Maybe the reason I've been feeling both bitchy and droopy tonight has to do with nerves. I had a long conversation with the patient advocate lady at the hospital today. I'm supposed to attend a spine class at the hospital on the 15th. It's supposed to run four hours in addition to having some more blood testing (I swear, I feel like a pin cushion these days) and a consultation with the anesthesiology department, and there's no place for me to lie down. Given that I can't be "vertical" (read: sitting up or standing) for more than about 20 minutes without enduring blinding pain and getting lightheaded (even with the percocet), this is a problem. The lady at the hospital was very nice about it and told me that she could give me all the info over the phone... so she did. So hopefully my surgeon will clear me and say that I don't have to attend the class anyway. He'd been pretty adamant about my going. Keep your fingers crossed.
Anyway, the lady at the hospital basically gave me the run-down on what to expect when I'm in the hospital. Some of it was helpful (right down to where to get coupons for discounted parking), and some of it made me nervous. I think the sheer volume of information made me nervous. It's not like this is all new information - a lot of it is information I've known - but I'm getting a bit uneasy.
So here's what I know about what to expect while I'm in the hospital:
- My surgery will take about six hours.
- I'll be in the hospital for three days.
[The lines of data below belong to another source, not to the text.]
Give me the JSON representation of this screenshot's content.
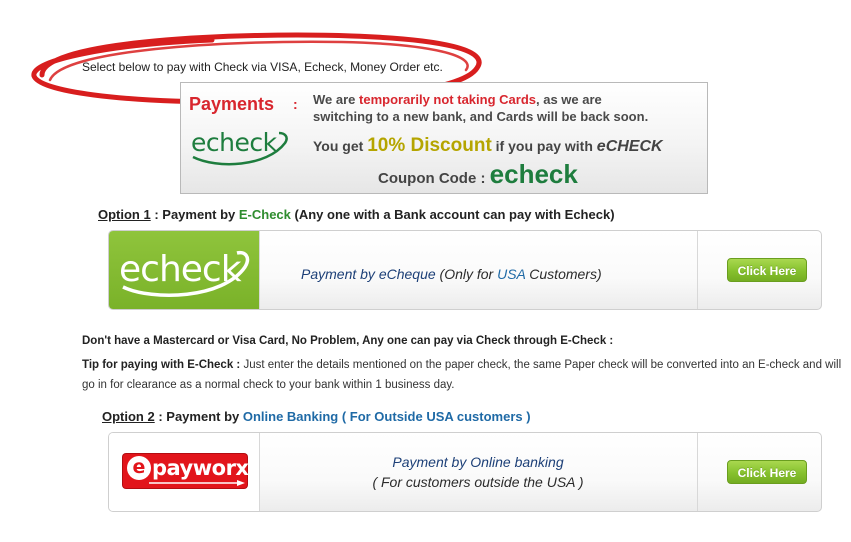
{
  "intro": {
    "text": "Select below to pay with Check via VISA, Echeck, Money Order etc."
  },
  "banner": {
    "title": "Payments",
    "colon": ":",
    "line1_pre": "We are ",
    "line1_red": "temporarily not taking Cards",
    "line1_post": ", as we are",
    "line2": "switching to a new bank, and Cards will be back soon.",
    "logo_text": "echeck",
    "discount_pre": "You get ",
    "discount_pct": "10% Discount",
    "discount_mid": " if you pay with ",
    "discount_brand": "eCHECK",
    "coupon_label": "Coupon Code : ",
    "coupon_code": "echeck"
  },
  "option1": {
    "label": "Option 1",
    "colon_text": " : Payment by ",
    "method": "E-Check",
    "rest": " (Any one with a Bank account can pay with Echeck)",
    "logo_text": "echeck",
    "desc_a": "Payment by eCheque",
    "desc_b": " (Only for ",
    "desc_c": "USA",
    "desc_d": " Customers)",
    "button": "Click Here"
  },
  "notes": {
    "line1": "Don't have a Mastercard or Visa Card, No Problem, Any one can pay via Check through E-Check :",
    "tip_label": "Tip for paying with E-Check :",
    "tip_text": " Just enter the details mentioned on the paper check, the same Paper check will be converted into an E-check and will go in for clearance as a normal check to your bank within 1 business day."
  },
  "option2": {
    "label": "Option 2",
    "colon_text": " : Payment by ",
    "method": "Online Banking ( For Outside USA customers )",
    "logo_e": "e",
    "logo_text": "payworx",
    "desc1": "Payment by Online banking",
    "desc2": "( For customers outside the USA )",
    "button": "Click Here"
  },
  "colors": {
    "accent_red": "#d8262e",
    "echeck_green": "#1e7d3e",
    "button_green": "#86c12e",
    "link_blue": "#1f6aa6",
    "navy": "#1c3f77"
  }
}
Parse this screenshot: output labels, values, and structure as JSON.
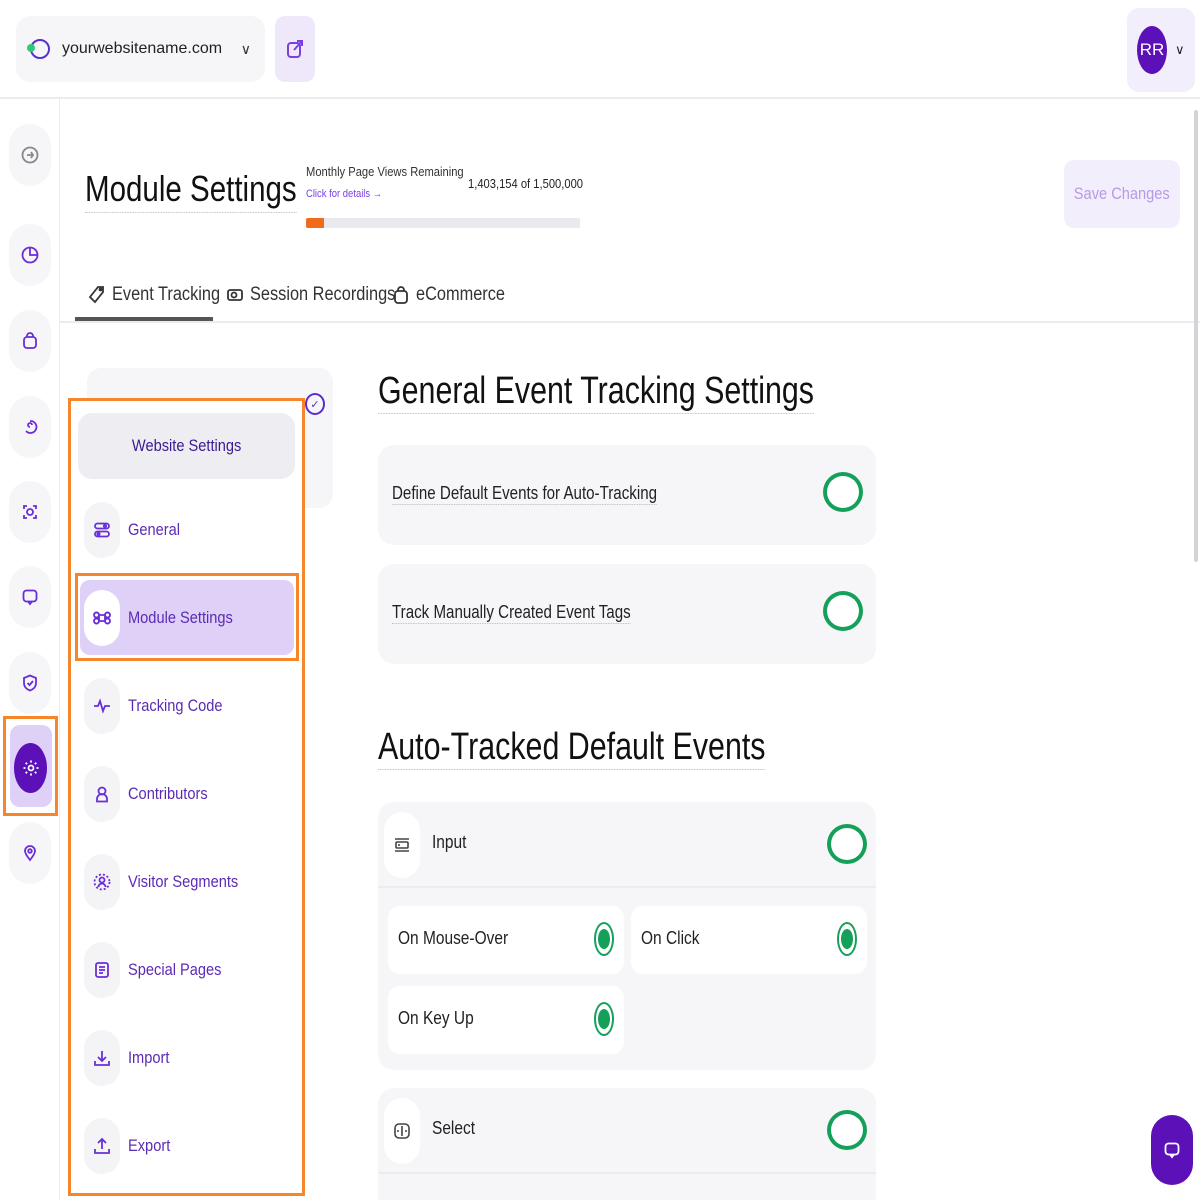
{
  "topbar": {
    "site_name": "yourwebsitename.com",
    "avatar_initials": "RR"
  },
  "header": {
    "title": "Module Settings",
    "page_views_label": "Monthly Page Views Remaining",
    "details_link": "Click for details →",
    "page_views_count": "1,403,154 of 1,500,000",
    "page_views_used_fraction": 0.064,
    "save_label": "Save Changes"
  },
  "tabs": [
    {
      "label": "Event Tracking",
      "icon": "tag-icon",
      "active": true
    },
    {
      "label": "Session Recordings",
      "icon": "camera-icon",
      "active": false
    },
    {
      "label": "eCommerce",
      "icon": "shopping-bag-icon",
      "active": false
    }
  ],
  "menu": {
    "website_settings_label": "Website Settings",
    "items": [
      {
        "label": "General",
        "icon": "toggles-icon"
      },
      {
        "label": "Module Settings",
        "icon": "command-icon",
        "active": true
      },
      {
        "label": "Tracking Code",
        "icon": "pulse-icon"
      },
      {
        "label": "Contributors",
        "icon": "user-icon"
      },
      {
        "label": "Visitor Segments",
        "icon": "segment-icon"
      },
      {
        "label": "Special Pages",
        "icon": "pages-icon"
      },
      {
        "label": "Import",
        "icon": "download-icon"
      },
      {
        "label": "Export",
        "icon": "upload-icon"
      }
    ]
  },
  "content": {
    "general_heading": "General Event Tracking Settings",
    "settings": [
      {
        "label": "Define Default Events for Auto-Tracking",
        "enabled": true
      },
      {
        "label": "Track Manually Created Event Tags",
        "enabled": true
      }
    ],
    "auto_heading": "Auto-Tracked Default Events",
    "groups": [
      {
        "title": "Input",
        "icon": "input-icon",
        "enabled": true,
        "options": [
          {
            "label": "On Mouse-Over",
            "selected": true
          },
          {
            "label": "On Click",
            "selected": true
          },
          {
            "label": "On Key Up",
            "selected": true
          }
        ]
      },
      {
        "title": "Select",
        "icon": "select-icon",
        "enabled": true,
        "options": []
      }
    ]
  },
  "colors": {
    "accent": "#5b10b8",
    "toggle_on": "#15a05a",
    "highlight": "#f5862b",
    "progress": "#f26b1d"
  }
}
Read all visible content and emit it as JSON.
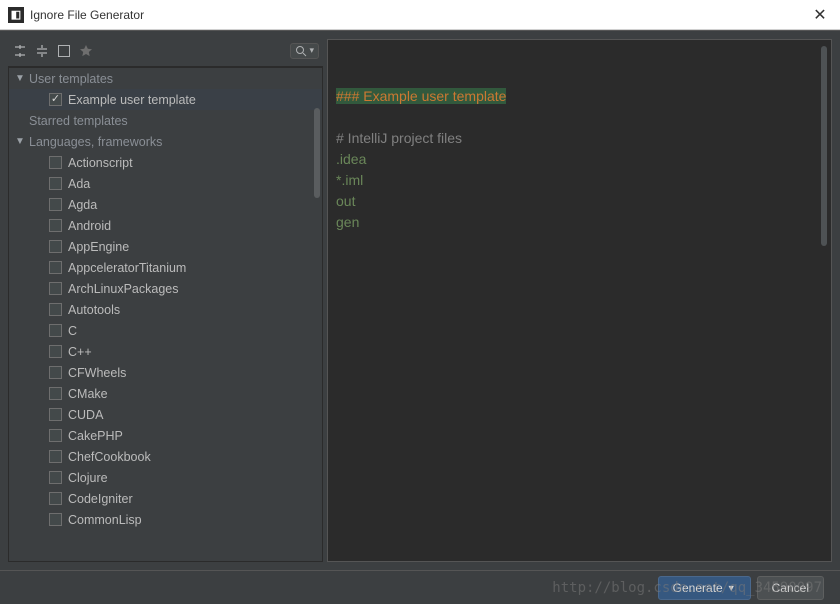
{
  "window": {
    "title": "Ignore File Generator"
  },
  "toolbar": {
    "icons": [
      "expand-all",
      "collapse-all",
      "select-all",
      "star"
    ],
    "search_placeholder": "Q"
  },
  "tree": {
    "groups": [
      {
        "label": "User templates",
        "expanded": true,
        "items": [
          {
            "label": "Example user template",
            "checked": true,
            "selected": true
          }
        ]
      },
      {
        "label": "Starred templates",
        "expanded": false,
        "items": []
      },
      {
        "label": "Languages, frameworks",
        "expanded": true,
        "items": [
          {
            "label": "Actionscript",
            "checked": false
          },
          {
            "label": "Ada",
            "checked": false
          },
          {
            "label": "Agda",
            "checked": false
          },
          {
            "label": "Android",
            "checked": false
          },
          {
            "label": "AppEngine",
            "checked": false
          },
          {
            "label": "AppceleratorTitanium",
            "checked": false
          },
          {
            "label": "ArchLinuxPackages",
            "checked": false
          },
          {
            "label": "Autotools",
            "checked": false
          },
          {
            "label": "C",
            "checked": false
          },
          {
            "label": "C++",
            "checked": false
          },
          {
            "label": "CFWheels",
            "checked": false
          },
          {
            "label": "CMake",
            "checked": false
          },
          {
            "label": "CUDA",
            "checked": false
          },
          {
            "label": "CakePHP",
            "checked": false
          },
          {
            "label": "ChefCookbook",
            "checked": false
          },
          {
            "label": "Clojure",
            "checked": false
          },
          {
            "label": "CodeIgniter",
            "checked": false
          },
          {
            "label": "CommonLisp",
            "checked": false
          }
        ]
      }
    ]
  },
  "editor": {
    "lines": [
      {
        "text": "### Example user template",
        "cls": "ed-heading"
      },
      {
        "text": "",
        "cls": ""
      },
      {
        "text": "# IntelliJ project files",
        "cls": "ed-comment"
      },
      {
        "text": ".idea",
        "cls": "ed-pattern"
      },
      {
        "text": "*.iml",
        "cls": "ed-pattern"
      },
      {
        "text": "out",
        "cls": "ed-pattern"
      },
      {
        "text": "gen",
        "cls": "ed-pattern"
      }
    ]
  },
  "footer": {
    "generate_label": "Generate",
    "cancel_label": "Cancel"
  },
  "watermark": "http://blog.csdn.net/qq_34590097"
}
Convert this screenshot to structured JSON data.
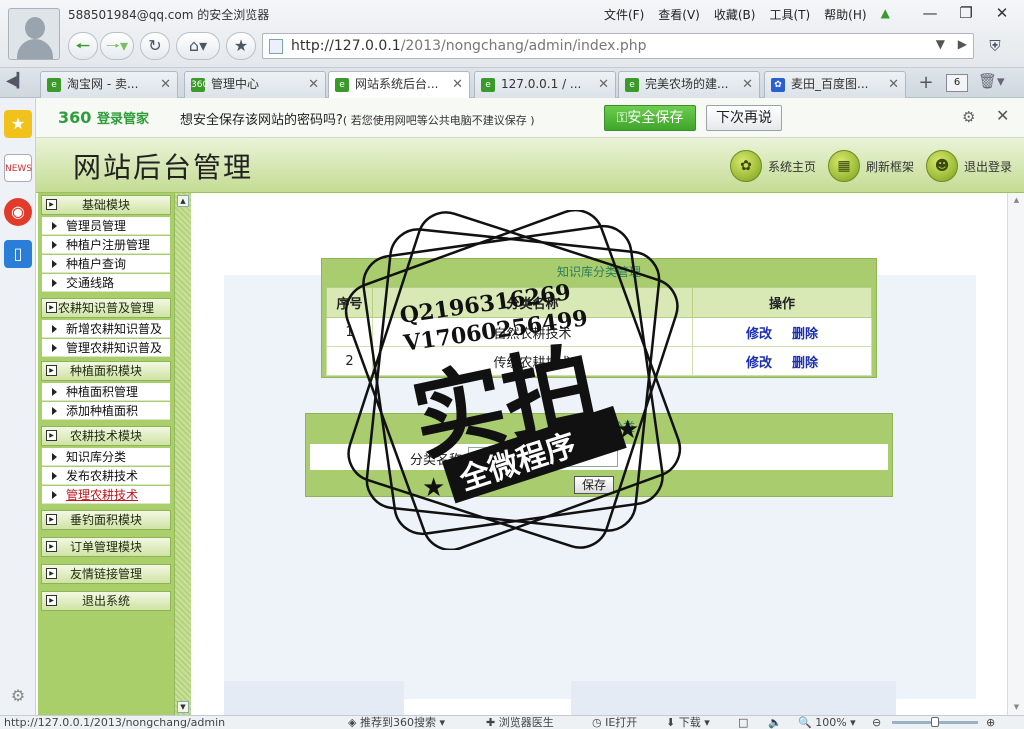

- I'll have two surgeons working on me. One will be my orthopedic surgeon, whom I love, and the other will be a vascular surgeon, who will be there for the first couple of hours to make the incisions on my "front" and deal with everything on that side.
- Since my surgery is an anterior-posterior procedure, I'm going to be very sore not only in my back but also throughout my entire abdominal area, since it sounds like they'll basically just push a bunch of organs aside so they can work on my spine from that direction.
- The first couple of days are going to be "really rough," in the words of the hospital lady. My surgeon told me I'll probably hate him for the first day or two.
- I'll have a morphine drip that I can control for probably the first two days/nights - which sounds to me like an awfully long time to be on morphine, since I've never had it before (and I'm nervous because a lot of painkillers make me sick). But I suppose it's good to know that I'll be able to self-administer pain meds every 10 minutes.
- They might have to put some sort of drain in my dressing, in case my incision "leaks" (WHAT????).
- Eating will be severely restricted at first, due to the distress my abdominal area will incur, having been effectively shoved to the side... on the plus side of that, once I'm allowed to eat, the hospital has room service so I can call and place an order according to a menu that'll be in my room.
- They'll give me a kit of essentials for people who've had back surgery, including a "reacher" which will probably look like this yellow plastic toy my brother had when he was little.
- I'll work with PT and OT (physical and occupational therapy, respectively) and will get up to try to walk the day after surgery. They'll start me using a walker and we'll go from there.
- Apparently I won't be able to shower for a while - at least not as long as I'm in the hospital, and probably not for a few days thereafter (read: if any of you are planning to visit, you might want to come either immediately after the surgery, or wait a week so I can shower again).
The good news:
- Thankfully, there are no restrictions on visitors or visiting hours.
- The anesthesiologist should be able to give me something from the very beginning to prevent my getting sick from the anesthesia and painkillers.
- I may have talked my surgeon into using stitches that dissolve instead of using staples that would have to be removed. I'd just been picturing a staple-gun... and in my head, that just didn't look good. I know that with this surgery it's idiotic to be worried about the staples, of all things, but I'll be very happy to have some sort of less-invasive-sounding procedure to close me up.
The recovery will be long, but like everything else in the world it'll get progressively easier as it goes. I'll be in a brace for three months following surgery. I'm not allowed out of the house for the first six weeks after my surgery (well, I'm allowed out of the house to walk up and down the street or around the backyard, but I'm not allowed to actually go anywhere because I'm not allowed to be in a car). During the second six weeks I'll be allowed to ride in a car, but I think I'm limited in how much I can do that. My understanding of it is that it's not so much because I won't be able to drive; rather, it's that they want to limit my time in a car because on the awful chance that I were to be in an accident or anything, it'd be really difficult to "fix" me at that point.
In a way I'm excited for the surgery - mainly because I'm anxious for it to be over. Even at the beginning - even when I'm on the morphine drip - I think it'll feel like progress, at least psychologically. The way I see it, every day that goes by is one day closer to being done with this whole ordeal. But right now I'm a bit overwhelmed. Like I said, a lot of this is not new information and most of it isn't surprising, but it's starting to make me nervous. Surgery is December 19, which is now officially less than two weeks away.